\(\Delta\,p=\cfrac{2}{c}\int ^{ x_{z} }_{ 0 }{ \psi } d\, x\)
Is \(a_\psi=x_z\)? What does it mean when,
\(2πx=i.nλ\)
as \(\psi\) oscillates at \(f=\cfrac{c}{\lambda}\),
and the variation of \(\psi\) around a particle given by,
\(\psi=-i{ 2{ mc^{ 2 } } }\,ln(cosh(\cfrac { G }{ \sqrt { 2{ mc^{ 2 } } } }(x-x_z)))+c\)
\(c=i{ 2{ mc^{ 2 } } }\,ln(cosh(\cfrac { G }{ \sqrt { 2{ mc^{ 2 } } } }x_z))\)
both of which is from the same wave equation,
\(\cfrac{\partial^2\psi}{\partial\,t^2_c}=ic\cfrac{\partial^2\psi}{\partial\,x\partial\,t_c}\)
where one space dimension has been replaced with a time dimension.

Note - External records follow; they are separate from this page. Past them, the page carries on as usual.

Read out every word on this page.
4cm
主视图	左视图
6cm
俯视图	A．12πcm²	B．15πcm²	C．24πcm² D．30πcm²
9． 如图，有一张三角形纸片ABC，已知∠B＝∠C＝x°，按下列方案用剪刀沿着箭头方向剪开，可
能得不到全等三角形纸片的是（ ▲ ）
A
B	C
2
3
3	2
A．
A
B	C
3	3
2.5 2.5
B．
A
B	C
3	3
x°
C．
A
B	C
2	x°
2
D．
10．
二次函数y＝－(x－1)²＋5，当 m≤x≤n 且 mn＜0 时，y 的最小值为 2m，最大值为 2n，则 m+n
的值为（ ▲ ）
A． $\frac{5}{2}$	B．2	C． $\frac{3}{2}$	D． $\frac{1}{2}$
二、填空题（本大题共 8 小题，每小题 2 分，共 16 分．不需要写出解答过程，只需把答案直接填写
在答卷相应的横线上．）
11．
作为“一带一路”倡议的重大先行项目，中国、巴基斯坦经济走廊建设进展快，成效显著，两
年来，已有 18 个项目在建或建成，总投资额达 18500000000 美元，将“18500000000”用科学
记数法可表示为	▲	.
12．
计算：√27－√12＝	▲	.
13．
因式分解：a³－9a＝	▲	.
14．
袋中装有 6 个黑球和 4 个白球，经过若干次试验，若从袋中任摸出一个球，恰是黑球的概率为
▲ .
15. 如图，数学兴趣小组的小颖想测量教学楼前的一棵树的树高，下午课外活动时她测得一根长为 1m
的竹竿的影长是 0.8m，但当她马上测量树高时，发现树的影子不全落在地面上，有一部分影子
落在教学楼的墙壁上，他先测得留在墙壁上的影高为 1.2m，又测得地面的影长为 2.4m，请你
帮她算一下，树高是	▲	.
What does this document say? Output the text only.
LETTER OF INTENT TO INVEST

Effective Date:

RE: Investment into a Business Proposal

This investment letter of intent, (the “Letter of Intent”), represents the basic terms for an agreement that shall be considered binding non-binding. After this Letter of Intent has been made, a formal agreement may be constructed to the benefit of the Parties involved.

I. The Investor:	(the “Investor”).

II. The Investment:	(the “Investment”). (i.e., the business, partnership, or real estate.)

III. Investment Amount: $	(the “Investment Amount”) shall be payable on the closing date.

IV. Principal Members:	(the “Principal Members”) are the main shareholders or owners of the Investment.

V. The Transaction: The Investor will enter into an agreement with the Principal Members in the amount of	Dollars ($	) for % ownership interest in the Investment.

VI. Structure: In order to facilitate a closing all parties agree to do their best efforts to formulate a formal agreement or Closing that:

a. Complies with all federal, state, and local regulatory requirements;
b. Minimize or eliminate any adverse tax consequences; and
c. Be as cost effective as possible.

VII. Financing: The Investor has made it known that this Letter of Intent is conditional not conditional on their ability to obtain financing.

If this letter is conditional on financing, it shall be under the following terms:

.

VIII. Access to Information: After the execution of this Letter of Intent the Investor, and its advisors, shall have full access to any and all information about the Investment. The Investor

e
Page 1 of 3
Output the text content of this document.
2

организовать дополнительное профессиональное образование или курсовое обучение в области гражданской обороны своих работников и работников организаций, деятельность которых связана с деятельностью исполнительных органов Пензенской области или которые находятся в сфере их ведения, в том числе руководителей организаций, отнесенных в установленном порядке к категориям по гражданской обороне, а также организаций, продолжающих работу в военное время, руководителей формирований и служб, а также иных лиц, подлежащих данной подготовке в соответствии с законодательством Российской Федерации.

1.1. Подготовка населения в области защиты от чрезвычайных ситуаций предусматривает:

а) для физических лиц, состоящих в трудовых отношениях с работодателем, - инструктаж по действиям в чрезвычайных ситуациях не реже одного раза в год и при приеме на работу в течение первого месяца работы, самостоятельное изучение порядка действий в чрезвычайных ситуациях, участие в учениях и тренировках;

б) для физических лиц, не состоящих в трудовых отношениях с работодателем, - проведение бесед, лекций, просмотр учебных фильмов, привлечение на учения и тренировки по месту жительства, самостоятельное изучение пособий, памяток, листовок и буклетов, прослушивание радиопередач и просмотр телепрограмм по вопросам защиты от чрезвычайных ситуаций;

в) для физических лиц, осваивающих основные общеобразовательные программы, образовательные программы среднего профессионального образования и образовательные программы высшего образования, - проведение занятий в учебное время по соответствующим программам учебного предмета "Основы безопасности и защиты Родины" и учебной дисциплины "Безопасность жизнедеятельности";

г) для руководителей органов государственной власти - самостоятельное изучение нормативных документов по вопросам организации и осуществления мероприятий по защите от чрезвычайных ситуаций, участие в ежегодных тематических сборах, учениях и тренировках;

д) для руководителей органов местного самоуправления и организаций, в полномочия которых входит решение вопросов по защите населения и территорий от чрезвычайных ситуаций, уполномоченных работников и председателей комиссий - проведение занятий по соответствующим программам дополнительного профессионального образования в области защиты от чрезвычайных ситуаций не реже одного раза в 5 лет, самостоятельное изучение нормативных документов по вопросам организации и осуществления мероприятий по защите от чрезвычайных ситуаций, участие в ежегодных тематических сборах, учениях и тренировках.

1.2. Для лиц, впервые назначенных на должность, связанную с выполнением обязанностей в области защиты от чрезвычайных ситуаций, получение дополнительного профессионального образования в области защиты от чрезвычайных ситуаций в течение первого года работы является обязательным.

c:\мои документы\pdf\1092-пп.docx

\(a_\psi\ne x_z\). Instead, in a 2D view, \(\psi\) shape like a torus of radius \(a_\psi\) and has extend from \(a_\psi-x_z\) to \(a_\psi+x_z\), the maximum energy density occurs on the perimeter of the circle with radius \(a_\psi\).
In which case we have a bound on \(x_z\),
\(x_z\le a_\psi\)
And,
\(\Delta\,p\le\cfrac{2}{c}\int ^{ a_{\psi} }_{ 0 }{ \psi } d\, x\) --- (*)
The other restriction on \(x_z\) is,
\(m_{ \rho \, p }c^{ 2 }=m_{ \rho }c^{ 2 }-\int _{ 0 }^{ 2x_{ z} }{ \psi } dx=m_{ \rho }c^{ 2 }-2\int _{ 0 }^{ x_{ z} }{ \psi } dx\ge0\)
So,
\(\Delta\,p\le m_{ \rho }c\)
as we set \(x_z=a_{\psi}\) and substitute into (*). \(m_{ \rho }\) is the mass density of the particle fully expressed as mass.